Désormais, Didier Chamizo a deux projets qui lui tiennent à cœur : une gigantesque fresque sur les droits de l'homme, en plein air, de 135 mètres sur 6 à Douelle, près de Cahors, et 30 tableaux destinés à un fonds d'art contemporain à New York, qui sera installé dans un tunnel qui abritait auparavant une boîte de nuit appartenant à son agent - et ami - Norbert Binotti, qui lui non plus ne l'a jamais abandonné. Avec aussi une idée un peu folle : " Complicités d'évasion ". Ce jour-là, Chamizo retournera en prison, mais libre, et pour peindre. Ben, Hervé Di Rosa, Jérôme Mesnager, Speedy Graffito et de nombreux autres artistes contemporains peindront pour et avec les prisonniers de Lyon.
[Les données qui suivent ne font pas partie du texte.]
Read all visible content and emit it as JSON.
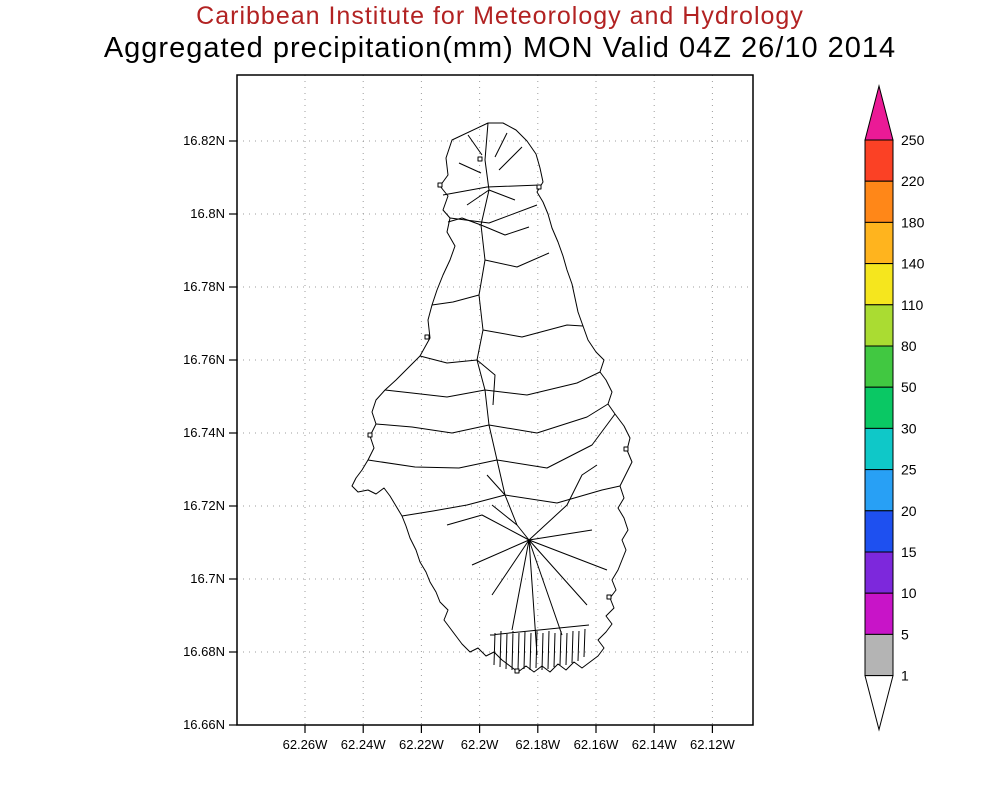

Mais les expositions du peintre qui " vaut " aujourd’hui entre 25 et 30 000 francs, prévues à Lyon, Nice, Cannes et Paris se feront pour l’instant sans lui : le peintre, ancien taulard, traîne encore derrière lui, une interdiction de séjour sur Paris et la petite couronne, dans le Rhône et les départements limitrophes, les Bouches-du-Rhône et toute la Côte d’Azur. Pas vraiment la France entière, mais presque…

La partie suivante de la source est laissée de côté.